Hybrid cloud technologies which focus on the user’s experience aren’t only improving user management practices – they are making the user happier and much more productive. Better infrastructure management, increased user visibility, and more control over the user experience will help organizations align their IT goals with the needs of the business.
When you deploy hybrid cloud with the end-user in mind – there are some big benefits in getting this right. Consider these three points:
- A more productive workforce. Imagine being able to dynamically load-balance your environment to ensure optimal performance. Or, creating greater levels of availability and confidence for the end-user. All of this creates a more productive workforce which has constant access to their data, apps, and critical workloads.

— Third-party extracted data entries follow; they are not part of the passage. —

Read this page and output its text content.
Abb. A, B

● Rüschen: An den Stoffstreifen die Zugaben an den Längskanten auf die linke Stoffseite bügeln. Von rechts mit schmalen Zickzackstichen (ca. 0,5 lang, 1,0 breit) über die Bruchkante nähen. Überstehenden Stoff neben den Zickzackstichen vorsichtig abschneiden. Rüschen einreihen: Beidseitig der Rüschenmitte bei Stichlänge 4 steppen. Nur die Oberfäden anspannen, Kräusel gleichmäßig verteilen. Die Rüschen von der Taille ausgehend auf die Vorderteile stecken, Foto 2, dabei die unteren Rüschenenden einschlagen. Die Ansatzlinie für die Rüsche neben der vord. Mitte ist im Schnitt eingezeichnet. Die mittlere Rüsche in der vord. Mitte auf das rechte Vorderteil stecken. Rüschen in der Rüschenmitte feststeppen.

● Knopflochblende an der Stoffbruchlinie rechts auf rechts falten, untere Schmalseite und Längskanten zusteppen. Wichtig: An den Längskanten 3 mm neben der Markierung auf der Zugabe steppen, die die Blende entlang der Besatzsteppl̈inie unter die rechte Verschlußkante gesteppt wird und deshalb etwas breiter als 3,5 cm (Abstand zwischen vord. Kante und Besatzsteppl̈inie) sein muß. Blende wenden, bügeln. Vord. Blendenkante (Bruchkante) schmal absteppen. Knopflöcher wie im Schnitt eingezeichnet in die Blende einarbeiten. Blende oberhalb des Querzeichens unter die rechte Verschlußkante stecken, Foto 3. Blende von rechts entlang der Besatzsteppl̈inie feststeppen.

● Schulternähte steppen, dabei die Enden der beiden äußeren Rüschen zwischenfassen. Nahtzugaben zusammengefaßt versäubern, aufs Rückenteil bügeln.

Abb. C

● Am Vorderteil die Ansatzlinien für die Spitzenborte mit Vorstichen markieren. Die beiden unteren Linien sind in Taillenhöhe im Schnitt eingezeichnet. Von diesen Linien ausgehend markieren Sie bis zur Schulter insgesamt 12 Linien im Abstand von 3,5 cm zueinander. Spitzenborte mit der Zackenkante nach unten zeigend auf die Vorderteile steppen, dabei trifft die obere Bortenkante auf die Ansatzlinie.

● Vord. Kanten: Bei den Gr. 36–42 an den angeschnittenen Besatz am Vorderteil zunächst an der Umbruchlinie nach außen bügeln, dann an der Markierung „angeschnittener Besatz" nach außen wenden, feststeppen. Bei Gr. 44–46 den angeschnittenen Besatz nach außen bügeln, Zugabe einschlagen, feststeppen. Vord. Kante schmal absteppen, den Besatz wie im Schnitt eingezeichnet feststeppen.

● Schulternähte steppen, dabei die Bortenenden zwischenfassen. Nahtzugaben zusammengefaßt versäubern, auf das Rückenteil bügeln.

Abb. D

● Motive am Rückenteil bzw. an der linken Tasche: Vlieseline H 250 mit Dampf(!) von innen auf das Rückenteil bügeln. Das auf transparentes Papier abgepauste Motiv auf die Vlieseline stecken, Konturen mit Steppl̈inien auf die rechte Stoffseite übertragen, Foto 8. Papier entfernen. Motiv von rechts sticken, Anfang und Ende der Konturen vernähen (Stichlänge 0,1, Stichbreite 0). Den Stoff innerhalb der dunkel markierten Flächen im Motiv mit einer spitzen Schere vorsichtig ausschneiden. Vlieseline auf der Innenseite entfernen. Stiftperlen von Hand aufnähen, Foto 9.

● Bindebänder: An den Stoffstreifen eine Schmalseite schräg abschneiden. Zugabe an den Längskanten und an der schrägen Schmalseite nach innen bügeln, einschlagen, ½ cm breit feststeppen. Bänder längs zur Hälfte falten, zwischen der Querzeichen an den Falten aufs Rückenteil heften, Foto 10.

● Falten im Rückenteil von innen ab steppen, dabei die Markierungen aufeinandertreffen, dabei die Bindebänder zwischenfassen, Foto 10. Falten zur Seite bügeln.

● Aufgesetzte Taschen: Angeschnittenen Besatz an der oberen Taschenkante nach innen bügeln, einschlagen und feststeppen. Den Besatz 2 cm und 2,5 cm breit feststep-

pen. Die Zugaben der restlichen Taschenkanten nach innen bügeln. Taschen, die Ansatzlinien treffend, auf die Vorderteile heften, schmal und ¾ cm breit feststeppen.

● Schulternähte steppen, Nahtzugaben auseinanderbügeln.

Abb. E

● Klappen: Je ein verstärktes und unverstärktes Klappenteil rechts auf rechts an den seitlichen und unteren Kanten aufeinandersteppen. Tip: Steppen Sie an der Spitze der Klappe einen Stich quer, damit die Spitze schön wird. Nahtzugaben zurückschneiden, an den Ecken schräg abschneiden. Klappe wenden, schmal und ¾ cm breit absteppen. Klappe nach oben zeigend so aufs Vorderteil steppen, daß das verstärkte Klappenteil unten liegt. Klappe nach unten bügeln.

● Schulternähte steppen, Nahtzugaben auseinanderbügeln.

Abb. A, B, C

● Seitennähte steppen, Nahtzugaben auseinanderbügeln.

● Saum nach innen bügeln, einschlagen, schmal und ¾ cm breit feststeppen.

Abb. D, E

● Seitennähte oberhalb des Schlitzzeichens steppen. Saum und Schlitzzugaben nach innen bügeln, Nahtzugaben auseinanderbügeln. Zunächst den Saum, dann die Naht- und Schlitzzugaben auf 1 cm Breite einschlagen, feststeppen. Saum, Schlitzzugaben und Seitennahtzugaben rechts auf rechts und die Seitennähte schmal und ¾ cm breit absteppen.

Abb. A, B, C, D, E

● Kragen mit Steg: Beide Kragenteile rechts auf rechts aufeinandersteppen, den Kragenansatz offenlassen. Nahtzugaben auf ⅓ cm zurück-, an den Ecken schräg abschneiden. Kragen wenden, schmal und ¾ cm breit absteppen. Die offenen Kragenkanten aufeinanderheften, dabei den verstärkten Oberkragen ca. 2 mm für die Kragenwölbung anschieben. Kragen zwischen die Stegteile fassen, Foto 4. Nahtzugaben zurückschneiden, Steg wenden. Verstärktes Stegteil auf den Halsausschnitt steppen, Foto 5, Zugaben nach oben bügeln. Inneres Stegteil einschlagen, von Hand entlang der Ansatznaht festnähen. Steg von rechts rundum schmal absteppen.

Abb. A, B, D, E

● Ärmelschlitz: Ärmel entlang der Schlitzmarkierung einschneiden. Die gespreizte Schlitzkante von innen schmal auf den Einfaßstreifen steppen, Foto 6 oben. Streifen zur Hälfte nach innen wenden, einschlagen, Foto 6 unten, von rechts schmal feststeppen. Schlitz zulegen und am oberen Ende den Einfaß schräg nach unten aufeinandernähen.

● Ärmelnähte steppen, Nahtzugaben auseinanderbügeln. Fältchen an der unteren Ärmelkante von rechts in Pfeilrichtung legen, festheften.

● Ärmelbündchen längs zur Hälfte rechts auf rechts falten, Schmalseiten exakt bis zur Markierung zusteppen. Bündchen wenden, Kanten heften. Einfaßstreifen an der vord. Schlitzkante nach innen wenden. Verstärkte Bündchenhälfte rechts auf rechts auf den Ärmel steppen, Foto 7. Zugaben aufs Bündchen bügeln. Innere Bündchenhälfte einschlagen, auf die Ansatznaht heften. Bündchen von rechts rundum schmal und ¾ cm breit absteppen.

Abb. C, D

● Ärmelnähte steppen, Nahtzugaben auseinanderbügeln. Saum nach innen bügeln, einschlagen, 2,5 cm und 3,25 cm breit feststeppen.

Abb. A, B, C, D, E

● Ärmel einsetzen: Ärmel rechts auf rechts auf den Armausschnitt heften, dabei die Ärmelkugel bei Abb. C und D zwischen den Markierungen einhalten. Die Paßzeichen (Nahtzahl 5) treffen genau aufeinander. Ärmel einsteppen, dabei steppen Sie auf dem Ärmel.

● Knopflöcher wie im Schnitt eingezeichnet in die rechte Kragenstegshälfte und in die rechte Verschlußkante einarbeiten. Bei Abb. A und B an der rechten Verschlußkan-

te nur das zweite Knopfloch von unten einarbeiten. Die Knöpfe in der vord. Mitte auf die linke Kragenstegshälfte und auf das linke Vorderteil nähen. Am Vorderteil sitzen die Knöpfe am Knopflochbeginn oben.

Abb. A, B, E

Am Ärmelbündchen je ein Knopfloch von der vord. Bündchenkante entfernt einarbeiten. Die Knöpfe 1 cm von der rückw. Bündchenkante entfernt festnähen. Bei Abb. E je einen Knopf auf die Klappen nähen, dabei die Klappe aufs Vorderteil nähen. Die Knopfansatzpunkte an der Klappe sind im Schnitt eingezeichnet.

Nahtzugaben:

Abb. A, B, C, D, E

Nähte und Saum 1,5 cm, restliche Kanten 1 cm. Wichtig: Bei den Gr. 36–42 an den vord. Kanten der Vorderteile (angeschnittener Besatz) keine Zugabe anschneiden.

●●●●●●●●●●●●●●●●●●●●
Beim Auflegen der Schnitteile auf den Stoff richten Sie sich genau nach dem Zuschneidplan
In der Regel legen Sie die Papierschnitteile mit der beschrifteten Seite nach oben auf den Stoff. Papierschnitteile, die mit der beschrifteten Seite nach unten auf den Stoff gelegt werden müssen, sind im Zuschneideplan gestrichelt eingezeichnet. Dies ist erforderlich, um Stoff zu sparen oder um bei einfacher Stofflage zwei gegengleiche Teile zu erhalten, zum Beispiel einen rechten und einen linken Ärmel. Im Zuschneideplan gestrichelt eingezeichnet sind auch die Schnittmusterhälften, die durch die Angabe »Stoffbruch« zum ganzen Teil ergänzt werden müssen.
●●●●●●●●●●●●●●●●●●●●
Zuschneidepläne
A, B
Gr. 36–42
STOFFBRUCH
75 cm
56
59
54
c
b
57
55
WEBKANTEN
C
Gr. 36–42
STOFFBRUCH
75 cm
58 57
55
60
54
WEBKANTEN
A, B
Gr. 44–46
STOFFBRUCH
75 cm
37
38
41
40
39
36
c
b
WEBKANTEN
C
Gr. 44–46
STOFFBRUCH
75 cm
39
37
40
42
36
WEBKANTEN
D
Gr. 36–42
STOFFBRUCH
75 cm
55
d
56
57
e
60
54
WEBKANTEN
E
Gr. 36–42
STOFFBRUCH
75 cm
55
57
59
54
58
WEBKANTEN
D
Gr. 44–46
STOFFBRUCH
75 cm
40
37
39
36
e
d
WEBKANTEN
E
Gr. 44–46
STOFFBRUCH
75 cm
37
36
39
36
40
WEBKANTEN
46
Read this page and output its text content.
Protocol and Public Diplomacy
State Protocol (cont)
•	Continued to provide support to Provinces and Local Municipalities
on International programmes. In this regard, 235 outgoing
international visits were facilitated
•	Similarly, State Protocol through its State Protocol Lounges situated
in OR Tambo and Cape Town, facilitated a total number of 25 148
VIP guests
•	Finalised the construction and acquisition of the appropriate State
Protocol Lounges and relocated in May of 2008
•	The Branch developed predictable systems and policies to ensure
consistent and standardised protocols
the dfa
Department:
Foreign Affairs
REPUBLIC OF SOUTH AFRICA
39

- Fewer calls to helpdesk and less end-point management for the IT group. Hybrid cloud also allows you to leverage cloud-based end-point and end-user management resources. For example, VDI and application delivery can stay onsite, while you leverage an ITSM that’s cloud-based. From there, you can leverage the powerful connection between on premise and cloud resources to automate user control and resource delivery. All of this translates to less management and a more self-regulating ecosystem.
- Greater abilities to scale. When you transform application and infrastructure architectures, service delivery, DevOps, and even production operations via a hybrid cloud architecture – you fundamentally change your ability to scale for the positive. The other big element here is the dynamic ability to onboard and offboard users. Hybrid cloud allows you to create OPEX scale models where you simply don’t have to acquire gear to support temporary users.
Remember, the cloud model is here to stay. In fact, more organizations are expanding their infrastructure directly into some type of cloud platform. Yes – initially, there were concerns about the operation of a cloud. It was a new technology, adoption was low, and many businesses were worried about resources. However, we’re way beyond that. The modern cloud has come a long way.
When going on a hybrid cloud journey – know that you don’t have to do this alone. There are amazing partners which will not only help you define your cloud path, they’ll take your end-users directly into the planning process. This means designing cloud services, various types of hybrid delivery models, focusing on key applications, and always keeping end-user performance in mind. There are a lot of benefits in moving to a hybrid cloud platform; the trick is getting a good start. Once you do, you’ll clearly see the direct benefits of working with a powerful hybrid cloud infrastructure.